Another element might be something like Starting Unit distribution. Whether you consider the starting units to be concrete representations of the actual forces in the field. Or whether they are just vague gamey abstractions, that can be altered like with a bid or a set up change. Similarly you might put the focus on the units themselves, how they move, their combat abilities etc.
In each case, there is this tension, between the desire for the element to be accurate and the desire for the gameplay pattern to be accurate, and frustration when they don’t both align under the games normal rules. Hence the desire for the reboot hehe. Personally, the thing that I care about in G40 is not how accurately the game’s individual elements are modeled at the outset, but whether the gameplay patterns that emerge from those elements feel accurate as the game progresses. And when I say “feel” accurate I mean true to history, or historical probability, where the gameplay over the course of many rounds resembles what actually happened in World War II.
Marc’s Campaigns basically… And then the question, do they actually happen?
Because when they don’t, or when “other campaigns” like the Japanese Tank Drive, or the Western Air Wall to Moscow, take over, I think that’s what bugs.
You know, when the largest naval battle between Japan and American takes place somewhere in the Mediterranean. Or the largest tank battle in human history occurs not between Russia and Germany, but between Japan and UK (somewhere in Russia.) Things like that, they just bug. Even if all the elements seem accurately modeled relative to each other, if they produce a game that departs markedly from what happened in the second world war, then something’s got to give. We just need to pick the focus for what to change.
Perhaps I’m too blitzed right now to spit it out (I’m a smokey character tonight), but I guess what I’m driving at is this idea, that we should figure out which element of the game we care the least about from the historical analogy perspective, and then change that element to create the desired gameplay patterns, (leaving the rest alone, so its relatively easy to adopt). Figure out the simplest ways we can, to create incentives for the Campaigns we want to see occurring, while retaining the entertainment value provided by potential deviations from the history.
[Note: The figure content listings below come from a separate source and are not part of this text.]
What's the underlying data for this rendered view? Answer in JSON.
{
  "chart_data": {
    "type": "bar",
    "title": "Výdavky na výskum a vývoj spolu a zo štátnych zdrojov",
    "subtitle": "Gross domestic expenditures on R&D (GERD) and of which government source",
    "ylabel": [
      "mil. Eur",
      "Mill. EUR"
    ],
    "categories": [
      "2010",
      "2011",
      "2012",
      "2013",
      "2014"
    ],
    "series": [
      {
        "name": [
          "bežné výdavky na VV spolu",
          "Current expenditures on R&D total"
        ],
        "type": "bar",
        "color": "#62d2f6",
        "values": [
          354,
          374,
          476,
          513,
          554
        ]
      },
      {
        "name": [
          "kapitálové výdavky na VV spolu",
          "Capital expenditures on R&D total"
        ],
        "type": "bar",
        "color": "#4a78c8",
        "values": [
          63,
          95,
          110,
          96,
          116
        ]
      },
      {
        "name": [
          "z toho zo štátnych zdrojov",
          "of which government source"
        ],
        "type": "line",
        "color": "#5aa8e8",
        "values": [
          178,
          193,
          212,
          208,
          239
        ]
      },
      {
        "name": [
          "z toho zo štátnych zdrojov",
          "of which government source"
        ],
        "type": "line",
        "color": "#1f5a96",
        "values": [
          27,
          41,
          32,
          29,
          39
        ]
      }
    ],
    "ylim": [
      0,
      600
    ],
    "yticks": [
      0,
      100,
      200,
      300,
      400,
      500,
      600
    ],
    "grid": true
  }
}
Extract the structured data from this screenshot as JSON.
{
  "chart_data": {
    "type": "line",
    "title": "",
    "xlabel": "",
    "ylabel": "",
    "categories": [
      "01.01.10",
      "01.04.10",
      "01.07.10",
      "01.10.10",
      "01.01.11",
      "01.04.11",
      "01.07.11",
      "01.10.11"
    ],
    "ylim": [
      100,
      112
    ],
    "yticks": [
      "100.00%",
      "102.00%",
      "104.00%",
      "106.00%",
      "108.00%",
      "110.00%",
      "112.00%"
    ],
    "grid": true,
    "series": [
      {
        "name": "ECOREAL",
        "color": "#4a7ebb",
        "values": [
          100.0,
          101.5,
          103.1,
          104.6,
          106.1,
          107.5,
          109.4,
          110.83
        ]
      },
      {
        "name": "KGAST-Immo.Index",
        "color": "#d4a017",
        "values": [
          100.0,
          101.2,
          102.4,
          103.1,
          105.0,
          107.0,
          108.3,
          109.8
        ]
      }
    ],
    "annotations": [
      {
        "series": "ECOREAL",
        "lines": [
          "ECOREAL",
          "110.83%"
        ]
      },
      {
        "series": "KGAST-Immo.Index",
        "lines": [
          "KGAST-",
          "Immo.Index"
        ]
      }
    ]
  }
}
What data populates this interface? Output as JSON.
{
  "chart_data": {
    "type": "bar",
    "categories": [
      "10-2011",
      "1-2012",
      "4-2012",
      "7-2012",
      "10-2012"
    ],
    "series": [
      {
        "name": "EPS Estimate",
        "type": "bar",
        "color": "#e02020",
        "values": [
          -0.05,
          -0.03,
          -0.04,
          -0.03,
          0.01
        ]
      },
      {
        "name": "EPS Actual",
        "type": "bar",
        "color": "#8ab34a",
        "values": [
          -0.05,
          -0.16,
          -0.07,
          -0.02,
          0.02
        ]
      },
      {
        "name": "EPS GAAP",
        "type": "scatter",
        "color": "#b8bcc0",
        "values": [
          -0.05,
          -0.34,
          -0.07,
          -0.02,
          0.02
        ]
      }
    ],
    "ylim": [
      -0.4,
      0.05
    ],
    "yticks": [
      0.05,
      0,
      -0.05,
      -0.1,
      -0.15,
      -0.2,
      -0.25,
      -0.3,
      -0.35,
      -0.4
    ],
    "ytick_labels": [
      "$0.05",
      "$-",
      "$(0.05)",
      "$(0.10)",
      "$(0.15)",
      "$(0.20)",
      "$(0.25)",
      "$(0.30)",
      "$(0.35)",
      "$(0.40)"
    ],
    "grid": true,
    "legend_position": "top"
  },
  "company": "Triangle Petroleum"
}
I rather prefer to build backwards. Taking the desired play-patterns first, figuring out what’s necessary to get where we want, and then use that to determine what a given element represents, or how it should be interpreted historically. (as opposed to the other way around.) Put another way, I’m happy to accept that a unit in one part of the world, might represent something rather different than the same unit in some other part of the world. Or that IPCs are not quite the same for Russia as they are for Germany, or for Japan and USA. Or that the treasuries of the various nations at the outset need to fall along some kind of weakest-to-strongest continuum with no regard for everything else that’s in play (like what the Nation is actually expected to do with that Treasury in the game haha.) I’d think more in terms of, “is this Nation fun to play?” and “are they doing what they should be doing from a historical perspective?” If the answer is “no, or boring, or could be better,” then I’m willing to suspend the disbelief a bit when it comes to tweaking the elements, if that results in a more convincing play-pattern.
In particular, the Central Pacific campaign for islands is something I’ve always wanted to see in A&A, but never really have.
Another thing I’ve wanted to see, but haven’t yet, is a way for the Axis to win that doesn’t always run through Moscow (esp for Japan).
I’d set those up as fairly modest goals that we should aim to achieve, however it is we get there in the end.